General information
- Location: Kashigaon, Mira Road East Mira-Bhayandar, Maharashtra 401107 India
- Coordinates: 19°16′38″N 72°52′51″E﻿ / ﻿19.2773°N 72.8808°E
- Owner: Mumbai Metropolitan Region Development Authority
- Operator: Maha Mumbai Metro Operation Corporation Ltd.
- Line: Line 9;
- Platforms: 2 side platforms
- Tracks: 2

Construction
- Structure type: Elevated
- Accessible: Yes

Other information
- Station code: 904

History
- Opened: Phase One:7 April 2026; 5 months ago
Services
| Preceding station | Mumbai Metro |  |  | Following station |
| Terminus |  | Line 9 |  | Miragaon towards Dahisar (East) |

Location

= Kashigaon metro station =

Mumbai Metro Red Line station in Mira-Bhayandar

Kashigaon is an elevated metro station on the Red Line of the Mumbai Metro, located in Kashigaon, Mira-Bhayandar, Maharashtra, India. The station is owned by the Mumbai Metropolitan Region Development Authority (MMRDA) and was opened to the public on 7 April 2026 as part of Phase 1 of Line 9. It currently serves as the northern terminus of the Red Line, with services running through to Gundavali in Andheri East via . The station is located approximately 1.4 km east of Mira Road railway station on the Western Line.

== History ==
The station was constructed by J Kumar Infraprojects as part of a ₹1998 crore contract awarded by MMRDA in September 2019 for the design and construction of Line 9 and Line 7A. The foundation stone for Line 9 was laid by Prime Minister Narendra Modi on 18 December 2018.

Kashigaon was opened on 7 April 2026, when Phase 1 of Line 9 was inaugurated by Chief Minister Devendra Fadnavis along with Deputy Chief Ministers Eknath Shinde and Sunetra Pawar.
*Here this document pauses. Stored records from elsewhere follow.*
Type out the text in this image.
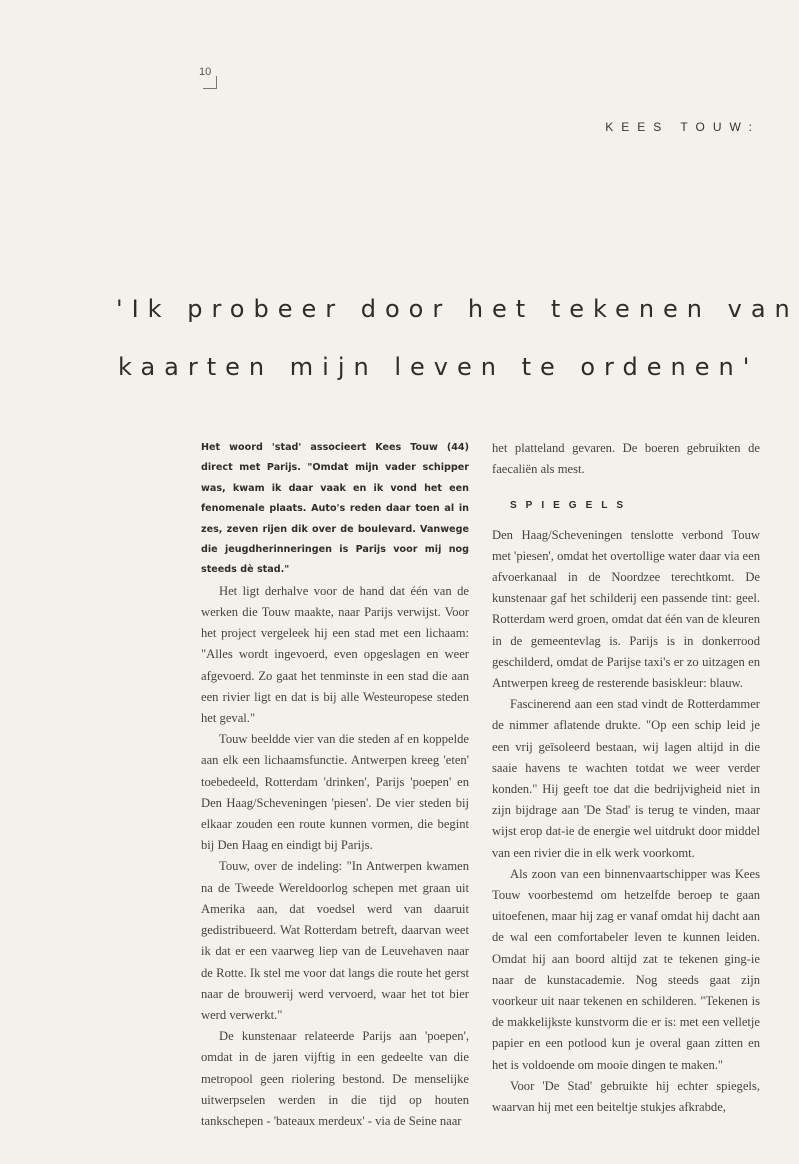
10
KEES TOUW:
'Ik probeer door het tekenen van
kaarten mijn leven te ordenen'

Het woord 'stad' associeert Kees Touw (44) direct met Parijs. "Omdat mijn vader schipper was, kwam ik daar vaak en ik vond het een fenomenale plaats. Auto's reden daar toen al in zes, zeven rijen dik over de boulevard. Vanwege die jeugdherinneringen is Parijs voor mij nog steeds dè stad."

Het ligt derhalve voor de hand dat één van de werken die Touw maakte, naar Parijs verwijst. Voor het project vergeleek hij een stad met een lichaam: "Alles wordt ingevoerd, even opgeslagen en weer afgevoerd. Zo gaat het tenminste in een stad die aan een rivier ligt en dat is bij alle Westeuropese steden het geval."

Touw beeldde vier van die steden af en koppelde aan elk een lichaamsfunctie. Antwerpen kreeg 'eten' toebedeeld, Rotterdam 'drinken', Parijs 'poepen' en Den Haag/Scheveningen 'piesen'. De vier steden bij elkaar zouden een route kunnen vormen, die begint bij Den Haag en eindigt bij Parijs.

Touw, over de indeling: "In Antwerpen kwamen na de Tweede Wereldoorlog schepen met graan uit Amerika aan, dat voedsel werd van daaruit gedistribueerd. Wat Rotterdam betreft, daarvan weet ik dat er een vaarweg liep van de Leuvehaven naar de Rotte. Ik stel me voor dat langs die route het gerst naar de brouwerij werd vervoerd, waar het tot bier werd verwerkt."

De kunstenaar relateerde Parijs aan 'poepen', omdat in de jaren vijftig in een gedeelte van die metropool geen riolering bestond. De menselijke uitwerpselen werden in die tijd op houten tankschepen - 'bateaux merdeux' - via de Seine naar

het platteland gevaren. De boeren gebruikten de faecaliën als mest.

SPIEGELS

Den Haag/Scheveningen tenslotte verbond Touw met 'piesen', omdat het overtollige water daar via een afvoerkanaal in de Noordzee terechtkomt. De kunstenaar gaf het schilderij een passende tint: geel. Rotterdam werd groen, omdat dat één van de kleuren in de gemeentevlag is. Parijs is in donkerrood geschilderd, omdat de Parijse taxi's er zo uitzagen en Antwerpen kreeg de resterende basiskleur: blauw.

Fascinerend aan een stad vindt de Rotterdammer de nimmer aflatende drukte. "Op een schip leid je een vrij geïsoleerd bestaan, wij lagen altijd in die saaie havens te wachten totdat we weer verder konden." Hij geeft toe dat die bedrijvigheid niet in zijn bijdrage aan 'De Stad' is terug te vinden, maar wijst erop dat-ie de energie wel uitdrukt door middel van een rivier die in elk werk voorkomt.

Als zoon van een binnenvaartschipper was Kees Touw voorbestemd om hetzelfde beroep te gaan uitoefenen, maar hij zag er vanaf omdat hij dacht aan de wal een comfortabeler leven te kunnen leiden. Omdat hij aan boord altijd zat te tekenen ging-ie naar de kunstacademie. Nog steeds gaat zijn voorkeur uit naar tekenen en schilderen. "Tekenen is de makkelijkste kunstvorm die er is: met een velletje papier en een potlood kun je overal gaan zitten en het is voldoende om mooie dingen te maken."

Voor 'De Stad' gebruikte hij echter spiegels, waarvan hij met een beiteltje stukjes afkrabde,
Commercial services began on 8 April 2026. The first passenger to travel from Kashigaon was Girish Bawaskar, a resident of Mira Road.

=== Power and signalling system ===
Like all other stations on the Mumbai Metro, Kashigaon uses a 25,000 volt AC power system by "overhead catenary" to operate the trains. The station uses the Alstom Urbalis 400 communications-based train control (CBTC) signalling system.